Requests to set up a Nativity scene at Dunwoody City Hall resulted in a new policy that would ban all religious symbols from most areas of city buildings. Doing so would ensure the city is not accused of endorsing one religion over another and possibly violating the Constitution, according to the city attorney.
“This is still a hotly contested issue,” City Attorney Bill Riley told the mayor and City Council at its Oct. 14 meeting. “I drafted a policy that steers us away from all that … from the endorsement of religion debate. I don’t want us to get in trouble on an endorsement issue.”
Riley explained the city recently received requests to put up a Nativity scene at City Hall. A Nativity scene is a Christian symbol depicting the birth of Jesus. Riley did not say who made the request at the meeting. The city spokesperson declined to identify who made the request.
The policy would ban Christian, Jewish and Muslim symbols from the common areas of City Hall and other city buildings. Employees would be able to keep religious symbols on their desks or in their offices.
The policy is expected to be voted on at the Oct. 28 meeting. City Councilmember John Heneghan asked the council to delay the vote on the new policy for two weeks to allow feedback from residents.
Mayor Denis Shortal expressed his disappointment that the policy was needed.
“Sometimes I think we over-legislate the world a little bit,” he said.
“I understand the pros and cons, and I understand today’s world. Sometimes it gets a little much when we have to sit here and write something like this,” Shortal said. “I guess it’s the way things are today.”
Shortal continued, saying he “grew up in a different world” where people could put up a display “and nobody would say yay and nobody would say nay.”
“But if this is something we have to have … I’m not going to sit here and die on this hill or anything else,” he said.
Besides Nativity scenes, the city policy would specifically prohibit displays with menorahs; drawings of Jesus or Mohammad; the Bible or Quran; the Star of David; a cross or crucifix; and the Star and Crescent, considered the symbol of Islam.
Decorations that are allowed for displays according to the policy would be flowers, greenery, wreaths, holiday trees, bells, snowmen, winter scenes, Santa Claus, animals, flags and Pilgrims.
This is the first year requests have been made to put up any religious-themed decorations at City Hall, said city spokesperson Jennifer Boettcher. City personnel moved into the building at 4800 Ashford-Dunwoody Road at the beginning of 2018. The previous City Hall was tucked in an office park on Perimeter Center East.

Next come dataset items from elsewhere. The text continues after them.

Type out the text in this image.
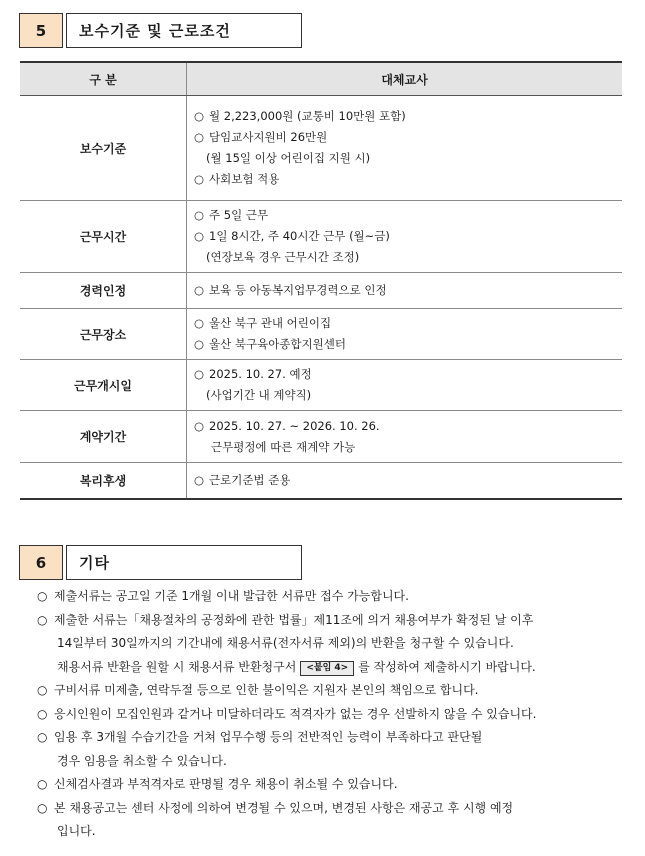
5	보수기준 및 근로조건
구 분	대체교사
보수기준	○ 월 2,223,000원 (교통비 10만원 포함)
○ 담임교사지원비 26만원
(월 15일 이상 어린이집 지원 시)
○ 사회보험 적용

근무시간	○ 주 5일 근무
○ 1일 8시간, 주 40시간 근무 (월~금)
(연장보육 경우 근무시간 조정)

경력인정	○ 보육 등 아동복지업무경력으로 인정

근무장소	○ 울산 북구 관내 어린이집
○ 울산 북구육아종합지원센터

근무개시일	○ 2025. 10. 27. 예정
(사업기간 내 계약직)

계약기간	○ 2025. 10. 27. ~ 2026. 10. 26.
근무평정에 따른 재계약 가능

복리후생	○ 근로기준법 준용
6	기타
○ 제출서류는 공고일 기준 1개월 이내 발급한 서류만 접수 가능합니다.
○ 제출한 서류는「채용절차의 공정화에 관한 법률」제11조에 의거 채용여부가 확정된 날 이후
14일부터 30일까지의 기간내에 채용서류(전자서류 제외)의 반환을 청구할 수 있습니다.
채용서류 반환을 원할 시 채용서류 반환청구서 <붙임 4> 를 작성하여 제출하시기 바랍니다.
○ 구비서류 미제출, 연락두절 등으로 인한 불이익은 지원자 본인의 책임으로 합니다.
○ 응시인원이 모집인원과 같거나 미달하더라도 적격자가 없는 경우 선발하지 않을 수 있습니다.
○ 임용 후 3개월 수습기간을 거쳐 업무수행 등의 전반적인 능력이 부족하다고 판단될
경우 임용을 취소할 수 있습니다.
○ 신체검사결과 부적격자로 판명될 경우 채용이 취소될 수 있습니다.
○ 본 채용공고는 센터 사정에 의하여 변경될 수 있으며, 변경된 사항은 재공고 후 시행 예정
입니다.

Religious symbols on government property have been debated for decades including in the courts, Riley said.
The Supreme Court has ruled in some cases that municipalities with holiday displays including a Nativity scene violated the constitution because they appeared to endorse a religion. The Establishment Clause of the First Amendment bans government from endorsing religion.
In other cases, lower courts have ruled religious symbols like the Ten Commandments can legally be displayed in a courthouse as a historical display.